では、「お金を盗む」ことを防ぐにはどのように取り組んでいく必要があるのでしょうか。
まずは、「盗む理由を明確にすること」そして、「盗めない環境を整える事」から始めます。環境を整えることで親の便利性が無くなることもありますが、そこは盗むという事故が起こるリスクと引き換えにする必要があります。
次に、盗まずに子どもの欲求をどう解消するか、盗みたい(物を買いたい)という欲求が出た時にそれを代替えする行動を事前に決めておきます。ここで難しいのは『「お金を取りたい」という欲求自体を無かったことにしろ、ゼロにしろ』と迫ることは効果がないという事です。親御さんもかなり感情的になっているので上手くできないことも多いですが、この代替え行為を用意しておくというのがとても大切になります。

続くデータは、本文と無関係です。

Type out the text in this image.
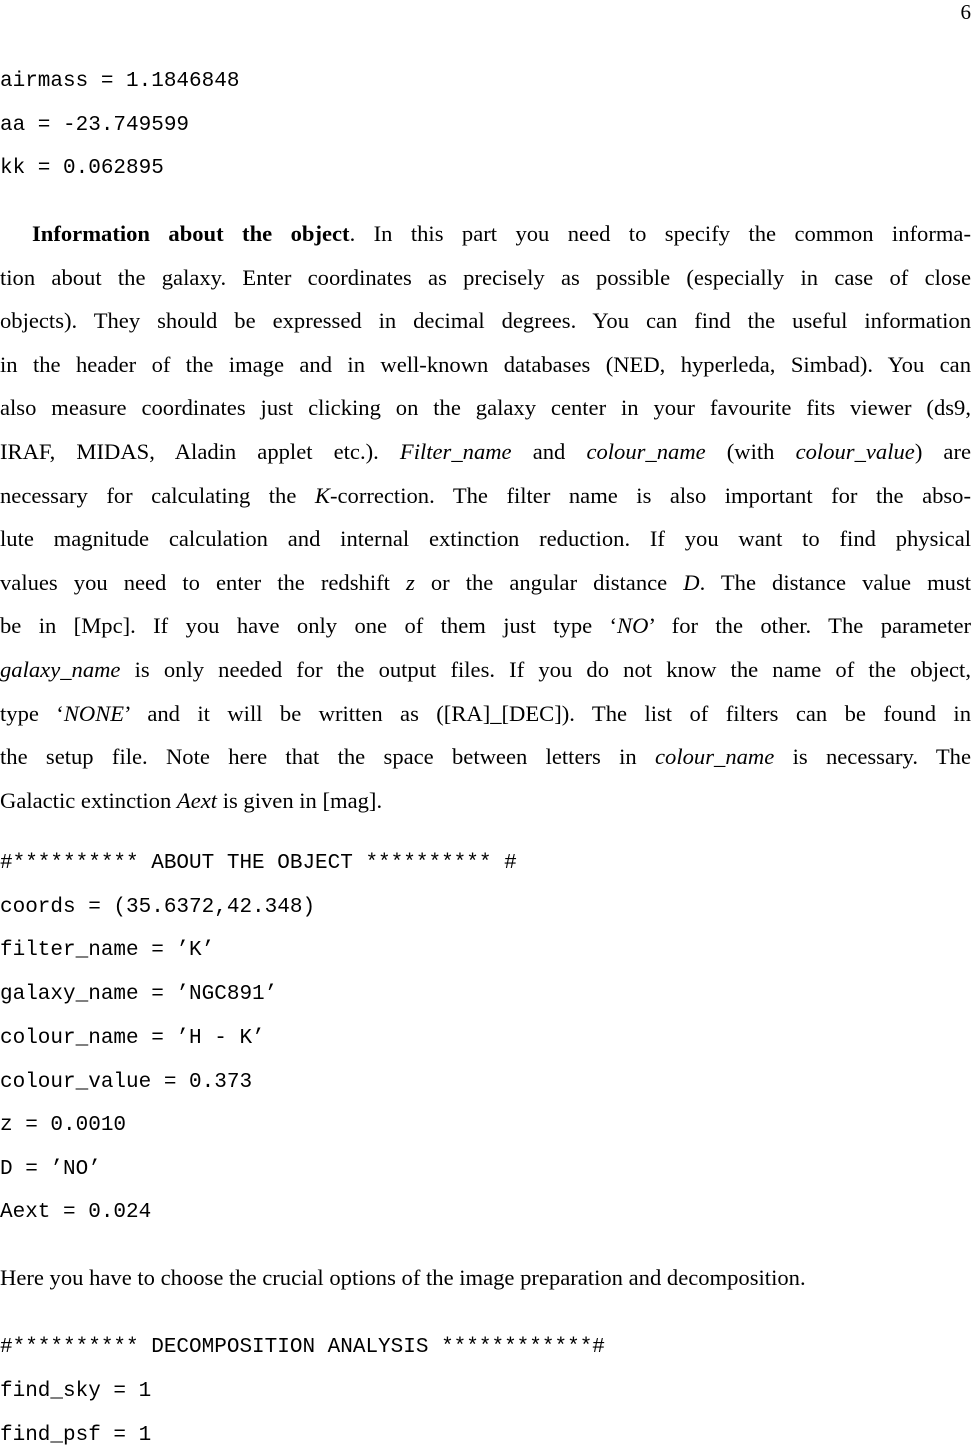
6
airmass = 1.1846848
aa = -23.749599
kk = 0.062895
Information about the object. In this part you need to specify the common informa-
tion about the galaxy. Enter coordinates as precisely as possible (especially in case of close
objects). They should be expressed in decimal degrees. You can find the useful information
in the header of the image and in well-known databases (NED, hyperleda, Simbad). You can
also measure coordinates just clicking on the galaxy center in your favourite fits viewer (ds9,
IRAF, MIDAS, Aladin applet etc.). Filter_name and colour_name (with colour_value) are
necessary for calculating the K-correction. The filter name is also important for the abso-
lute magnitude calculation and internal extinction reduction. If you want to find physical
values you need to enter the redshift z or the angular distance D. The distance value must
be in [Mpc]. If you have only one of them just type ‘NO’ for the other. The parameter
galaxy_name is only needed for the output files. If you do not know the name of the object,
type ‘NONE’ and it will be written as ([RA]_[DEC]). The list of filters can be found in
the setup file. Note here that the space between letters in colour_name is necessary. The
Galactic extinction Aext is given in [mag].
#********** ABOUT THE OBJECT ********** #
coords = (35.6372,42.348)
filter_name = ’K’
galaxy_name = ’NGC891’
colour_name = ’H - K’
colour_value = 0.373
z = 0.0010
D = ’NO’
Aext = 0.024
Here you have to choose the crucial options of the image preparation and decomposition.
#********** DECOMPOSITION ANALYSIS ************#
find_sky = 1
find_psf = 1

子どもの心の成熟とそれまでのしつけ、親子関係、家庭生活、社会生活など多くの条件が重なって子どもの問題行動は発生します。それに対処する親御さんは大変ですが、それもまた子育ての中の一つと考えられます。
「お金を盗む」というのをテーマにお話をしましたが、親子関係はとても近く、客観的な視点が維持できないことも多くあります。そうした時に、第三者が入ることで親の行動、子どもの行動を外から眺め、その意味をお伝えし、親子関係そのものに働きかけていく事が出来ると考えています。